O presidente da Câmara dos Deputados, Hugo Motta (Republicanos-PB), reafirmou o apoio à PEC (Proposta de Emenda à Constituição) que visa o fim da escala 6×1. Para acelerar a aprovação, sessões serão realizadas até sexta-feira, 17 de abril, com a expectativa de que o texto seja votado na CCJ (Comissão de Constituição e Justiça) na próxima quarta-feira, 22 de abril.
A meta de Motta é que a matéria seja votada em plenário até o final de maio. A decisão de acelerar a tramitação ocorre após um pedido de vista coletivo feito na CCJ por lideranças do PL e do PSDB, que solicitaram mais tempo para análise do texto. Para retomar a discussão, são necessárias mais duas sessões, o que levou o presidente da Casa a convocar reuniões adicionais até sexta-feira.

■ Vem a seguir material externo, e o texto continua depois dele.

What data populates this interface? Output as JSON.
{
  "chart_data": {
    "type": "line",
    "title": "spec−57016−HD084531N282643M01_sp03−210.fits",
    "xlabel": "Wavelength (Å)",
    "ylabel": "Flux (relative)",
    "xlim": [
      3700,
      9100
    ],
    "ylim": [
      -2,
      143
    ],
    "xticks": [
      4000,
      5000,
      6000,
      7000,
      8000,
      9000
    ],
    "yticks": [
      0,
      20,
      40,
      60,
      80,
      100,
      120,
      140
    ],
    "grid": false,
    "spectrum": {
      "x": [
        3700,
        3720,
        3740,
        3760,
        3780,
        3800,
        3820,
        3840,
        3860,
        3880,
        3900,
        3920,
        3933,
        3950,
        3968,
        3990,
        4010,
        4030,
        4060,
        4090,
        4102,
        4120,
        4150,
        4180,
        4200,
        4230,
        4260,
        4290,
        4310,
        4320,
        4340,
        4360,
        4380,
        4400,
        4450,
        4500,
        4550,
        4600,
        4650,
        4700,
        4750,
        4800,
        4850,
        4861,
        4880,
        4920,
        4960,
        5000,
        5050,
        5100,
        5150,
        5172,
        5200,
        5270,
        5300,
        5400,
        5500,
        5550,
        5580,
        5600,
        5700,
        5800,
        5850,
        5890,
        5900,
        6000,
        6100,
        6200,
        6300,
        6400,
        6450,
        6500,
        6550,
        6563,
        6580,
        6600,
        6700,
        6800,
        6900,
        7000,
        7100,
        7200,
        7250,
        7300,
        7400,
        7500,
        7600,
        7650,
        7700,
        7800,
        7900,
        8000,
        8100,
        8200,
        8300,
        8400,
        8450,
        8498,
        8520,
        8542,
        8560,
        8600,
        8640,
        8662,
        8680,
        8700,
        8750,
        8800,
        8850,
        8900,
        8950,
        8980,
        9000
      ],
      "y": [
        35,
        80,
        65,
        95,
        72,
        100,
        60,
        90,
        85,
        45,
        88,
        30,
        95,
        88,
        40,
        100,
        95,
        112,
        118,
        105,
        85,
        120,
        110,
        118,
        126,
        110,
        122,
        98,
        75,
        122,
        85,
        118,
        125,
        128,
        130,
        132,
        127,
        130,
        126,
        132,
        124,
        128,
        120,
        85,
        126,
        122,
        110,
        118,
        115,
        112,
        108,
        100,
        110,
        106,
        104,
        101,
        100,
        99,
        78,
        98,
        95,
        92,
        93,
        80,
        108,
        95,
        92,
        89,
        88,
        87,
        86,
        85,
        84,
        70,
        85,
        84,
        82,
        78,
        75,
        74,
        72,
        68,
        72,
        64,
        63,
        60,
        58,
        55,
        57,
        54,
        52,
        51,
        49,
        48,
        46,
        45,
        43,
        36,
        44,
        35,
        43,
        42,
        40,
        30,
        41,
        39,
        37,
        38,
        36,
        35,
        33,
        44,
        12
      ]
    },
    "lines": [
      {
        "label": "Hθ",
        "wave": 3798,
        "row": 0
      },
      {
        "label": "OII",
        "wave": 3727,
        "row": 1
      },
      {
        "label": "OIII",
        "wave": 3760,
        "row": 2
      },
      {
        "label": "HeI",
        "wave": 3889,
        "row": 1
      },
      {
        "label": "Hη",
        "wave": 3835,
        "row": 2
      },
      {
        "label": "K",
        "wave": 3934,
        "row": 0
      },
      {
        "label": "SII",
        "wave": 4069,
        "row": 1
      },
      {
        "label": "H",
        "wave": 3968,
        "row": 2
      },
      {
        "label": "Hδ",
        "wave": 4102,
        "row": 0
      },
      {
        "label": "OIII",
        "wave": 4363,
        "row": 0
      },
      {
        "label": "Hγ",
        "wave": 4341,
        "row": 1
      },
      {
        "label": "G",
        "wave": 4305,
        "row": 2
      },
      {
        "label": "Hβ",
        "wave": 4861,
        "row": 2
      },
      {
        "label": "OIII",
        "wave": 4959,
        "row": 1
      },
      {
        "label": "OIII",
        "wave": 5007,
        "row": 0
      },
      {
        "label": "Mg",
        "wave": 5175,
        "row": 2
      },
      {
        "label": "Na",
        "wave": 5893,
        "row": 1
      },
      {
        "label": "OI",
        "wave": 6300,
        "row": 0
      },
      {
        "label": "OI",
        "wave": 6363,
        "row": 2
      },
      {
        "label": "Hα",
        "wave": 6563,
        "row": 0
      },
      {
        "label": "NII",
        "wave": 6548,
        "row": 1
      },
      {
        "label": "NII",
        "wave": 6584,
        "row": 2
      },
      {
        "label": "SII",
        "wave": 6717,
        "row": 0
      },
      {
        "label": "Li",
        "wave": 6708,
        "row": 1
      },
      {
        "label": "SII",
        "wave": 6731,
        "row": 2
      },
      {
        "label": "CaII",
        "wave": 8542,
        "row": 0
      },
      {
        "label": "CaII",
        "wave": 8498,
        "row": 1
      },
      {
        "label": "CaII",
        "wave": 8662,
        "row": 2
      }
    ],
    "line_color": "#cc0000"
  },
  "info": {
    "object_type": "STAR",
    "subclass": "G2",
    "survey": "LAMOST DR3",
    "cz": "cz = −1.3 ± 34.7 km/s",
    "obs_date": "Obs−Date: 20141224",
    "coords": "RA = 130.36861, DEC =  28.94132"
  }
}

Após a votação na CCJ, o texto seguirá para uma comissão especial que discutirá o mérito da proposta. Hugo Motta afirmou que indicará o presidente e o relator do colegiado apenas após a aprovação da PEC na comissão. O objetivo é levar a proposta ao plenário entre o final de maio e o início de junho.
O presidente da Câmara deixou claro que dará prioridade à PEC e que o projeto de lei enviado pelo governo não terá precedência nas discussões. Segundo Motta, a proposta constitucional é “mais equilibrada” do que o texto encaminhado pelo Planalto. Ele declarou: “O PL do governo foi apresentado ontem e na Câmara seguiremos com o cronograma de PEC, porque temos assim um âmbito maior de discussão e temos a proposta mais equilibrada possível.”
O PL do Executivo propõe a redução da jornada semanal para ao menos 5 dias e 40 horas de carga total. A base do governo no Congresso considera que outras questões são negociáveis, mas que esses patamares precisam ser a referência para o projeto. A PEC em tramitação reúne os projetos da deputada Erika Hilton (PSOL-SP) e do deputado Reginaldo Lopes (PT-MG). Hilton propõe uma jornada de quatro dias de trabalho por três de folga, respeitando o limite de 36 horas, enquanto Lopes estabelece apenas o teto semanal, sem especificar o número de dias trabalhados.
A ideia do governo era enviar o texto em regime de urgência para acelerar a votação, com a proposta sendo votada em até 45 dias na Câmara. Contudo, Hugo Motta pretende concluir a tramitação da PEC antes desse prazo. Os dois textos tramitarão paralelamente a partir de agora. O presidente da Câmara também mencionou que uma reunião entre o Legislativo e o Executivo, realizada na semana passada, selou o entendimento de que não obstruiria a tramitação do PL, embora o foco central permaneça na PEC.
““Isso não afeta nossa relação com governo, cada um com sua independência, mantendo a sua harmonia”, concluiu Hugo Motta.”